What happened in Orlando this weekend is deplorable. I don’t have to agree with every LGBT issue in politics in order to believe that killing is wrong. It is not a solution to what someone may see as a problem. Even the greatest Bible beater out there must agree that there is a commandment that says, “Thou shalt not kill.” I am not of a particular religious persuasion, but I do still have morals, and my moral compass says that killing is not a solution. It is not anyone’s right to take a human life for any reason other than self-defense, and I seriously don’t believe those people in the nightclub were attacking the lone gunman.

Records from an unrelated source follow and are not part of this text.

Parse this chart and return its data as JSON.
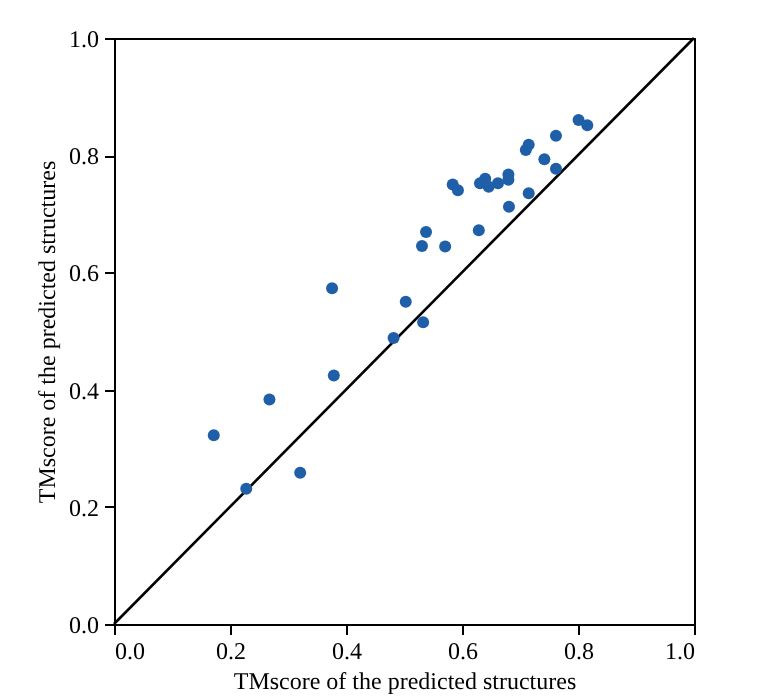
{
  "chart_data": {
    "type": "scatter",
    "xlabel": "TMscore of the predicted structures",
    "ylabel": "TMscore of the predicted structures",
    "xlim": [
      0,
      1
    ],
    "ylim": [
      0,
      1
    ],
    "xticks": [
      {
        "value": 0,
        "label": "0.0"
      },
      {
        "value": 0.2,
        "label": "0.2"
      },
      {
        "value": 0.4,
        "label": "0.4"
      },
      {
        "value": 0.6,
        "label": "0.6"
      },
      {
        "value": 0.8,
        "label": "0.8"
      },
      {
        "value": 1,
        "label": "1.0"
      }
    ],
    "yticks": [
      {
        "value": 0,
        "label": "0.0"
      },
      {
        "value": 0.2,
        "label": "0.2"
      },
      {
        "value": 0.4,
        "label": "0.4"
      },
      {
        "value": 0.6,
        "label": "0.6"
      },
      {
        "value": 0.8,
        "label": "0.8"
      },
      {
        "value": 1,
        "label": "1.0"
      }
    ],
    "grid": false,
    "series": [
      {
        "marker": "circle",
        "color": "#1f5fa8",
        "x": [
          0.376,
          0.503,
          0.538,
          0.531,
          0.571,
          0.584,
          0.593,
          0.629,
          0.631,
          0.64,
          0.646,
          0.662,
          0.68,
          0.68,
          0.681,
          0.71,
          0.715,
          0.715,
          0.742,
          0.762,
          0.762,
          0.801,
          0.816,
          0.172,
          0.228,
          0.268,
          0.321,
          0.379,
          0.482,
          0.533
        ],
        "values": [
          0.573,
          0.55,
          0.669,
          0.645,
          0.644,
          0.75,
          0.74,
          0.672,
          0.752,
          0.76,
          0.746,
          0.752,
          0.767,
          0.758,
          0.712,
          0.809,
          0.818,
          0.735,
          0.793,
          0.833,
          0.777,
          0.86,
          0.851,
          0.322,
          0.231,
          0.383,
          0.258,
          0.424,
          0.488,
          0.515
        ]
      },
      {
        "type": "line",
        "marker": "none",
        "color": "#000000",
        "x": [
          0,
          1
        ],
        "values": [
          0,
          1
        ]
      }
    ]
  }
}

That being said, I do believe that people who take other lives in these mass shootings are not alright. I don’t know anything about the lone shooter at this point, but I believe there is an untreated, or perhaps mistreated or misdiagnosed mental illness in the brains of people who complete these sorts of crimes. The Aurora shooter was seeking on campus treatment before he went on his rampage. The Sandy Hook shooter also had a history of mental problems, as did the Columbine shooters. Even if someone seeks treatment, they unfortunately don’t feel comfortable disclosing everything to their care provider. I’ve seen this with suicidal friends. I had a friend die from depression and no one was aware of how dark his days had gotten, not even his health care providers. However, for someone to build up that much hatred towards their fellow man tells me something happened to them that wasn’t normal. Not everyone subscribes to this theory of mine, including my husband, but I can’t help but wonder how many people in our jail system need a hospital, not a prison.

I wish I knew what to do about it. I wish I knew how to heal the hurt of families everywhere who have lost someone to a mass shooting, those who been injured in a mass shooting, or anyone who has otherwise been traumatized by one. I wish I knew how to stop the shooters, to tell them this hate they hold inside is not healthy. I wish I knew how to prevent them from getting the weapons and plotting the demise of many.

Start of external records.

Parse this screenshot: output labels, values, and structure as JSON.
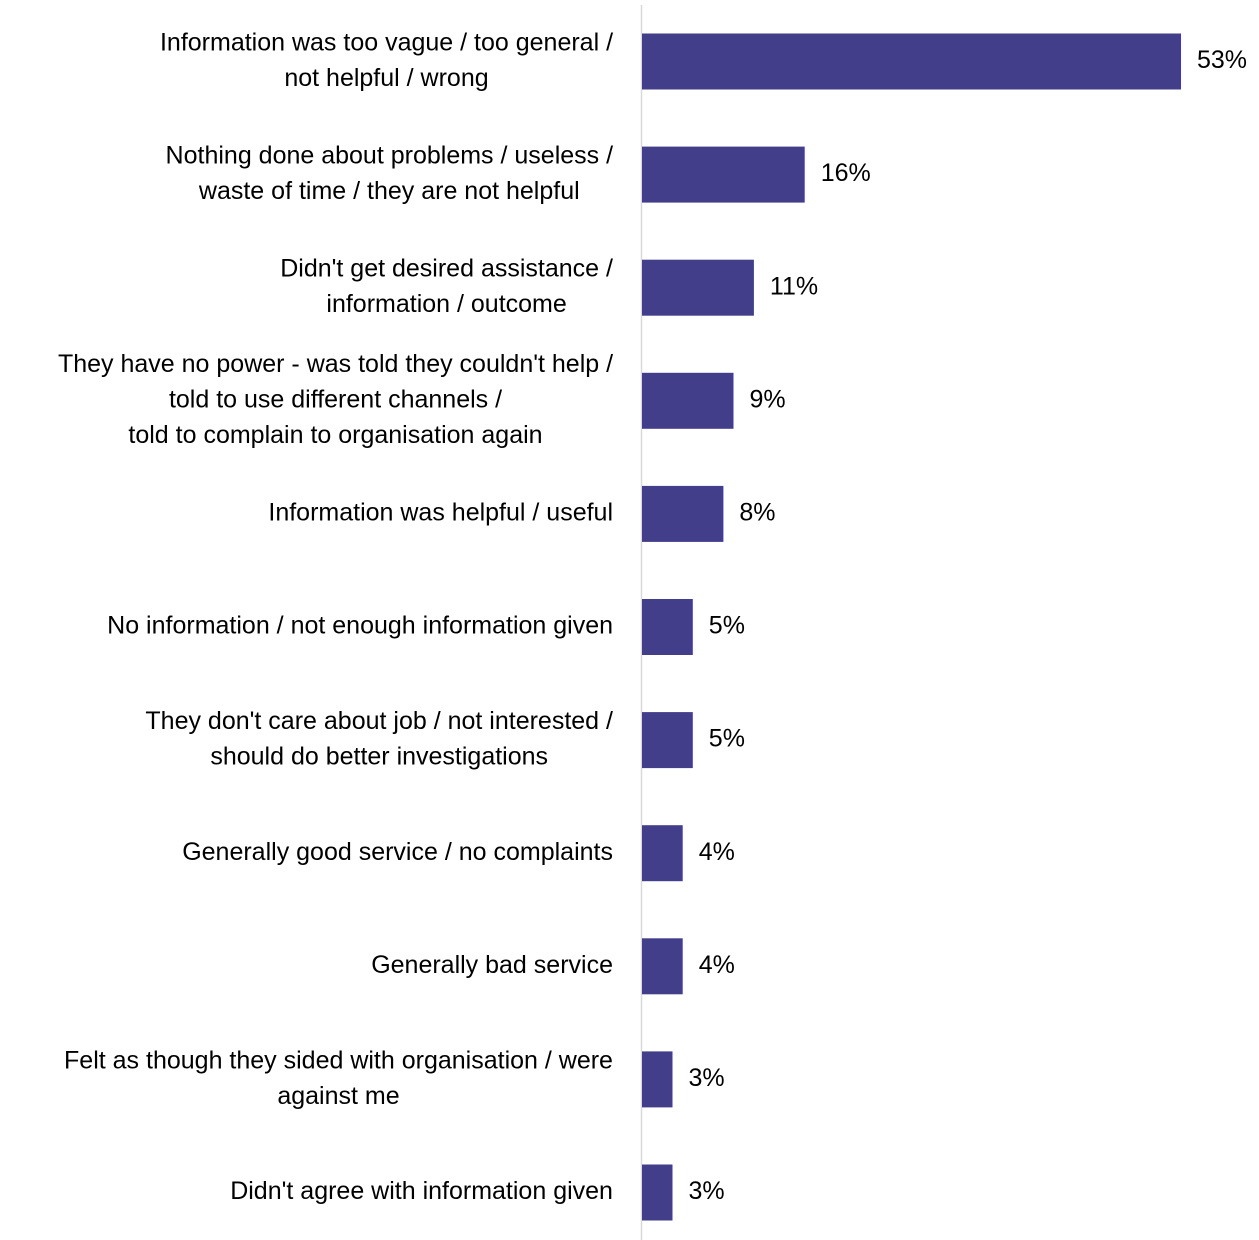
{
  "chart_data": {
    "type": "bar",
    "orientation": "horizontal",
    "categories": [
      [
        "Information was too vague / too general /",
        "not helpful / wrong"
      ],
      [
        "Nothing done about problems / useless /",
        "waste of time / they are not helpful"
      ],
      [
        "Didn't get desired assistance /",
        "information / outcome"
      ],
      [
        "They have no power - was told they couldn't help /",
        "told to use different channels /",
        "told to complain to organisation again"
      ],
      [
        "Information was helpful / useful"
      ],
      [
        "No information / not enough information given"
      ],
      [
        "They don't care about job / not interested /",
        "should do better investigations"
      ],
      [
        "Generally good service / no complaints"
      ],
      [
        "Generally bad service"
      ],
      [
        "Felt as though they sided with organisation / were",
        "against me"
      ],
      [
        "Didn't agree with information given"
      ]
    ],
    "values": [
      53,
      16,
      11,
      9,
      8,
      5,
      5,
      4,
      4,
      3,
      3
    ],
    "value_labels": [
      "53%",
      "16%",
      "11%",
      "9%",
      "8%",
      "5%",
      "5%",
      "4%",
      "4%",
      "3%",
      "3%"
    ],
    "xlim": [
      0,
      53
    ],
    "grid": false,
    "legend": "none",
    "colors": {
      "bar": "#433e8a",
      "axis": "#d9d9d9",
      "text": "#000000"
    }
  }
}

There are people in power who can try to solve some of these issues if they weren’t so concerned about the NRA and other groups not backing them in the next election. They are more worried about their political positions than the people they serve. The people are ready for change, but the government is not. Several polls have shown that. But I don’t want to attack our government at this time.

This is a time when, if you pray, you should pray for peaceful solutions, for better mental healthcare for all who need it, for divine intervention, for individuals to look at themselves and figure out how they can work to make change for the better. As Ghandi said, “Be the change that you wish to see in the world.” I try to live by those words, even when it is difficult, even when I want to be right and want the other person to be wrong. I always try to recall these words.

You may be wondering, “What can I do?” Volunteer! Volunteer with a boys and girls club and be a positive influence on youth. Seek out your local National Alliance on Mental Health chapter or the National Institute of Mental Health and learn more about mental illness. Feed the hungry. Show kindness to all. Smile when you are in public. A smile can change a life. Make eye contact when able. Show your joy in any way you see fit. But help others. You never know–someone you help might have had the potential to harm others, and maybe your influence changed their day. We don’t know how we affect others, but little things make a big difference.

I have a mental illness. I do not want people to be afraid of me. I am treated. I am happy. But others aren’t as fortunate as I am, and they are angry and sad and anxious. This is why we must make mental health available to everyone. I have a friend who has no insurance and no job. He can’t get medications or treatment for his depression and anxiety. I worry about him daily. The treatment center he used to go to provides treatment on a sliding scale, but they told him he had to have an income to get treatment. I am not sure if he qualifies for disability, and I don’t know if he has the energy to fight 3 rejections before being accepted as most people have to. It is a rough road for him and I help him as much as I can. I wish I could pay for his medical care. I wish I could help him get his medicines, but there are limits to what my income can do. These are some of the issues people with mental illness face on a daily basis.

I implore all of you to grieve for Orlando, and look within your hearts to see what you can do to be the change you want to see in the world. We all have different talents and abilities. What are yours?